I am not a complicated man. I have a schedule and I like to stick to it. I understand when it’s time to complain and I know when its time to suck it up and press on. Like a good little boy, I pick my lower lip off the floor and get over it.

This is why it has been so hard for me to get use to sharing my bathroom with girls.

According to Roy, a guy I met on Chapel Street last night who wanted to bum a cig, guys and girls don’t have many things in common. This is why they are separated in prisons. Once he showed me his release form, I was sure he knew what he was talking about. However, as much as I agree with Roy, I feel that men and women do have certain inherent similarities. This is also why I don’t understand many of the problems girls have in sharing a bathroom with me.

Sure, it’s awkward when there is only one stall for four men and four women. There is no feeling worse than using the one-stall bathroom while someone waits for you to finish making noises to let you know they are there. If I wanted an audience, I’d install a Web cam or go on FOOT. But I get over it.

Deep down I know that the good Lord made men and women with basically the same plumbing. The bathroom was explicitly designed to accommodate this part of anatomy. After that, I don’t care what you do as long as I don’t have to watch. But to be so sensitive as to make me change my routine so you can shower, go potty, or shave is absolutely ridiculous.

Early in the year, it became clear to me that many of the girls I shared a bathroom with found it an unbearably embarrassing to go to the bathroom while someone else, particularly a boy, was in the room. Maybe it would be the end of the world if a fart somehow managed to slip out while makin’ a good ol’ number two or number one, who knows? But seriously, it happens to the best of us!

OK, I will be the first to admit walking out of a stall with a cloud of fumes that could kill a puppy is awkward when someone is waiting to use it. I think that this is easily overcome. Simply put a smile on your face and be proud of what you have just created. At least be satisfied that everything’s still working.
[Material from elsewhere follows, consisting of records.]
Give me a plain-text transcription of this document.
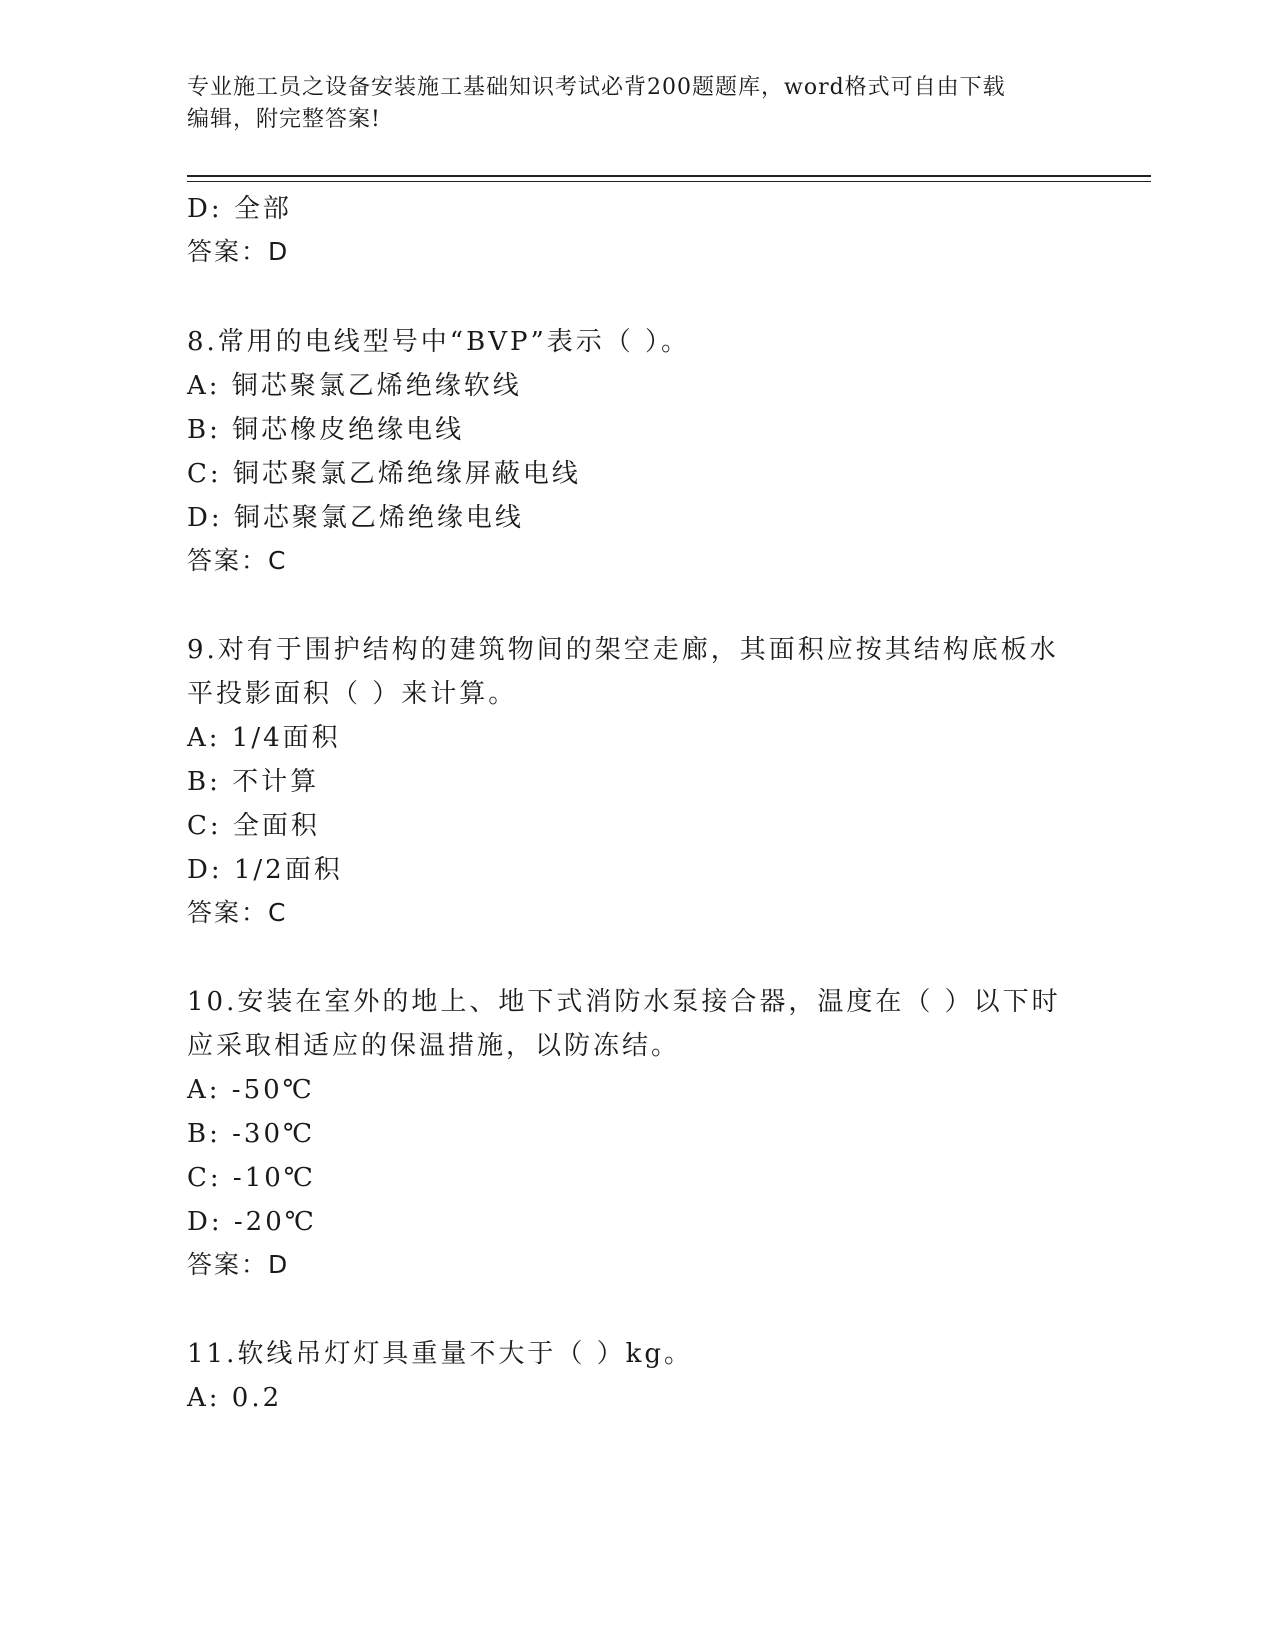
专业施工员之设备安装施工基础知识考试必背200题题库，word格式可自由下载
编辑，附完整答案!
D: 全部
答案：D
8.常用的电线型号中“BVP”表示（ ）。
A: 铜芯聚氯乙烯绝缘软线
B: 铜芯橡皮绝缘电线
C: 铜芯聚氯乙烯绝缘屏蔽电线
D: 铜芯聚氯乙烯绝缘电线
答案：C
9.对有于围护结构的建筑物间的架空走廊，其面积应按其结构底板水
平投影面积（ ）来计算。
A: 1/4面积
B: 不计算
C: 全面积
D: 1/2面积
答案：C
10.安装在室外的地上、地下式消防水泵接合器，温度在（ ）以下时
应采取相适应的保温措施，以防冻结。
A: -50℃
B: -30℃
C: -10℃
D: -20℃
答案：D
11.软线吊灯灯具重量不大于（ ）kg。
A: 0.2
To put it into more constructive terms, I believe in “functional privacy.” What happens in the bathroom stays in the bathroom. It’s kind of like “Fight Club” in that way. Only there’s no fighting, it’s not homoerotic, and it’s not really a club — but you know what I mean. So there’s no need to worry. Girls, I won’t tell anyone that you shave your chest as long as you won’t tell anyone that I bleach my upper lip — I mean if I did, because I don’t. It’s that simple. As long as you always flush (NO EXCEPTIONS), pick up after yourself (that includes hairballs) and leave certain personals out of bathroom conversation, I think men and women will get along just fine in the poor man’s throne room.

Consider co-ed bathrooms practice for married life. In college, I would rather be eaten alive by Gary Coleman than have to wake up two hours before class simply to fight my way into the shower. You would never think to inconvenience your loved ones in this way! Mrs. Cleaver would have bathed in a sink rather than inconvenience her husband.

While it may not be 1950, and I am not married to the girls next door, I think the concept is the same. You should just do your best to make it a livable situation for everyone. Have fun while you pee. Talk to people while you shower. Make the bathroom that special room in a nightclub that people go to forget their worries. Everyone will be a lot happier that way.

I actually think the bathroom is a sacred place. Everyone has to go there no matter who you are and it’s not pretty for anyone. If you can’t see that, then you’re just plain out of luck, my friend.

Like a good little boy or girl, just suck it up, press on and get over it.

Steve Abramowitz likes to pee with the stall door open. Oh, and his mom calls him Beave.